There's an ongoing quest for yield in the markets. This quest for yield is so powerful that in some instances, like PDL BioPharma (PDLI) (described here) or PIMCO Global StocksPLUS & Income Fund (PGP) (described here), it even produces what seem like irrationalities. In this environment, if one can find high yielding stocks that are mostly reasonable economically, there's a good chance that they'll head up over time.
Aircastle Limited (AYR) is one such stock. Aircastle buys and leases planes or invests in debt backed by aircraft. Its aircraft portfolio consists of 144 aircrafts, and is leased to 65 lessees over 36 different countries. This means Aircastle's activity is reasonably diversified geographically, thus a bit less vulnerable to economic conditions than it would otherwise be.
Presently, Aircastle shows as a pretty decent business trading for 0.6 times book value. Its ROE isn't incredible at 8%, but that's also a function of the high book value AYR carries. The dividend yield on AYR stands at a full 4.8%, given its latest $0.15 quarterly dividend. This dividend meant a payout ratio of 33%, so seems very sustainable at this point.
Aircastle also trades at a forward 2012 P/E of 8.8 times, cheap even in a cheap market. Aircastle has been beating earnings estimates consistently and looks likely to continue to do so. Aircastle's yearly earnings estimates have climbed a little, which is also a good sign.
It would seem that what keeps Aircastle at this low valuation in spite of seemingly good fundamentals, is its exposure to Europe. The following table from the most recent 10-Q tells the story:
Even in the light of this, the fears seem overblown, particularly because it seems possible for AYR to relocate aircraft to other parts of the world, if Europe becomes too much of a problem. Anyway, for AYR's activity, the main risk is that of a significant economic slowdown that might lead to aircraft being idled. Although some economic slowdown does seem likely at this point, it does not look to be profound enough to lead to such an outcome.

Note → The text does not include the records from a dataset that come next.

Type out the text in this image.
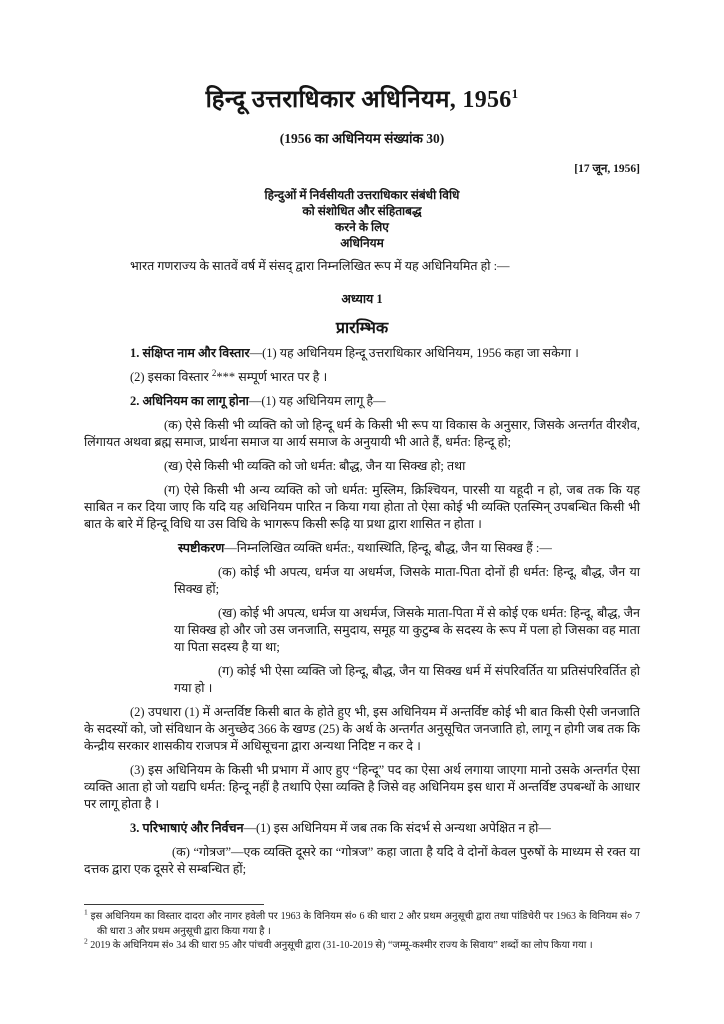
हिन्दू उत्तराधिकार अधिनियम, 1956$^1$
(1956 का अधिनियम संख्यांक 30)
[17 जून, 1956]
हिन्दुओं में निर्वसीयती उत्तराधिकार संबंधी विधि
को संशोधित और संहिताबद्ध
करने के लिए
अधिनियम

भारत गणराज्य के सातवें वर्ष में संसद् द्वारा निम्नलिखित रूप में यह अधिनियमित हो :—

अध्याय 1
प्रारम्भिक

1. संक्षिप्त नाम और विस्तार—(1) यह अधिनियम हिन्दू उत्तराधिकार अधिनियम, 1956 कहा जा सकेगा ।

(2) इसका विस्तार $^2$*** सम्पूर्ण भारत पर है ।

2. अधिनियम का लागू होना—(1) यह अधिनियम लागू है—

(क) ऐसे किसी भी व्यक्ति को जो हिन्दू धर्म के किसी भी रूप या विकास के अनुसार, जिसके अन्तर्गत वीरशैव, लिंगायत अथवा ब्रह्म समाज, प्रार्थना समाज या आर्य समाज के अनुयायी भी आते हैं, धर्मत: हिन्दू हो;

(ख) ऐसे किसी भी व्यक्ति को जो धर्मत: बौद्ध, जैन या सिक्ख हो; तथा

(ग) ऐसे किसी भी अन्य व्यक्ति को जो धर्मत: मुस्लिम, क्रिश्चियन, पारसी या यहूदी न हो, जब तक कि यह साबित न कर दिया जाए कि यदि यह अधिनियम पारित न किया गया होता तो ऐसा कोई भी व्यक्ति एतस्मिन् उपबन्धित किसी भी बात के बारे में हिन्दू विधि या उस विधि के भागरूप किसी रूढ़ि या प्रथा द्वारा शासित न होता ।

स्पष्टीकरण—निम्नलिखित व्यक्ति धर्मत:, यथास्थिति, हिन्दू, बौद्ध, जैन या सिक्ख हैं :—

(क) कोई भी अपत्य, धर्मज या अधर्मज, जिसके माता-पिता दोनों ही धर्मत: हिन्दू, बौद्ध, जैन या सिक्ख हों;

(ख) कोई भी अपत्य, धर्मज या अधर्मज, जिसके माता-पिता में से कोई एक धर्मत: हिन्दू, बौद्ध, जैन या सिक्ख हो और जो उस जनजाति, समुदाय, समूह या कुटुम्ब के सदस्य के रूप में पला हो जिसका वह माता या पिता सदस्य है या था;

(ग) कोई भी ऐसा व्यक्ति जो हिन्दू, बौद्ध, जैन या सिक्ख धर्म में संपरिवर्तित या प्रतिसंपरिवर्तित हो गया हो ।

(2) उपधारा (1) में अन्तर्विष्ट किसी बात के होते हुए भी, इस अधिनियम में अन्तर्विष्ट कोई भी बात किसी ऐसी जनजाति के सदस्यों को, जो संविधान के अनुच्छेद 366 के खण्ड (25) के अर्थ के अन्तर्गत अनुसूचित जनजाति हो, लागू न होगी जब तक कि केन्द्रीय सरकार शासकीय राजपत्र में अधिसूचना द्वारा अन्यथा निदिष्ट न कर दे ।

(3) इस अधिनियम के किसी भी प्रभाग में आए हुए “हिन्दू” पद का ऐसा अर्थ लगाया जाएगा मानो उसके अन्तर्गत ऐसा व्यक्ति आता हो जो यद्यपि धर्मत: हिन्दू नहीं है तथापि ऐसा व्यक्ति है जिसे वह अधिनियम इस धारा में अन्तर्विष्ट उपबन्धों के आधार पर लागू होता है ।

3. परिभाषाएं और निर्वचन—(1) इस अधिनियम में जब तक कि संदर्भ से अन्यथा अपेक्षित न हो—

(क) “गोत्रज”—एक व्यक्ति दूसरे का “गोत्रज” कहा जाता है यदि वे दोनों केवल पुरुषों के माध्यम से रक्त या दत्तक द्वारा एक दूसरे से सम्बन्धित हों;

$^1$ इस अधिनियम का विस्तार दादरा और नागर हवेली पर 1963 के विनियम सं० 6 की धारा 2 और प्रथम अनुसूची द्वारा तथा पांडिचेरी पर 1963 के विनियम सं० 7 की धारा 3 और प्रथम अनुसूची द्वारा किया गया है ।

$^2$ 2019 के अधिनियम सं० 34 की धारा 95 और पांचवी अनुसूची द्वारा (31-10-2019 से) “जम्मू-कश्मीर राज्य के सिवाय” शब्दों का लोप किया गया ।
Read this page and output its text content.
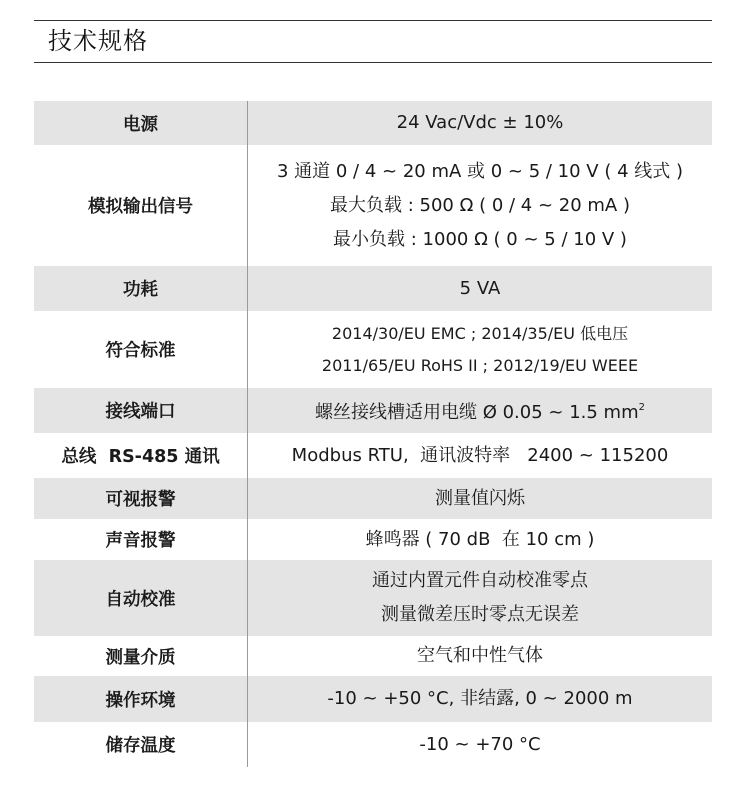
技术规格
电源	24 Vac/Vdc ± 10%

模拟输出信号	3 通道 0 / 4 ~ 20 mA 或 0 ~ 5 / 10 V ( 4 线式 )
最大负载 : 500 Ω ( 0 / 4 ~ 20 mA )
最小负载 : 1000 Ω ( 0 ~ 5 / 10 V )

功耗	5 VA

符合标准	2014/30/EU EMC ; 2014/35/EU 低电压
2011/65/EU RoHS II ; 2012/19/EU WEEE

接线端口	螺丝接线槽适用电缆 Ø 0.05 ~ 1.5 $mm^2$

总线  RS-485 通讯	Modbus RTU,  通讯波特率   2400 ~ 115200

可视报警	测量值闪烁

声音报警	蜂鸣器 ( 70 dB  在 10 cm )

自动校准	通过内置元件自动校准零点
测量微差压时零点无误差

测量介质	空气和中性气体

操作环境	-10 ~ +50 °C, 非结露, 0 ~ 2000 m

储存温度	-10 ~ +70 °C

Another consideration is that Aircastle's fleet, at 11.1 years, is older than most of its competitors. Air Lease (AL) is the best lessor in that regard, with an average age of just 3.6 years, but the stock is more expensive in some ways and doesn't carry an yield which would kill the speculative angle. Fly Leasing (FLY) could be an alternative, although more expensive in most metrics, it does have a rather newer fleet at 8.7 years and carries a 6.3% yield, which would help the speculative angle. For more information on the industry as well as some of the players, this Bank of America presentation can be useful.
Aircastle seems like a decent way to profit from the present quest for yield, while buying a reasonably priced equity with a lot going for it. The main risk is that the present economic slowdown turns nasty enough to have an impact on AYR's business. In spite of the risk, I believe Aircastle is more likely to head up than down, and it might make sense to buy dips on the stock.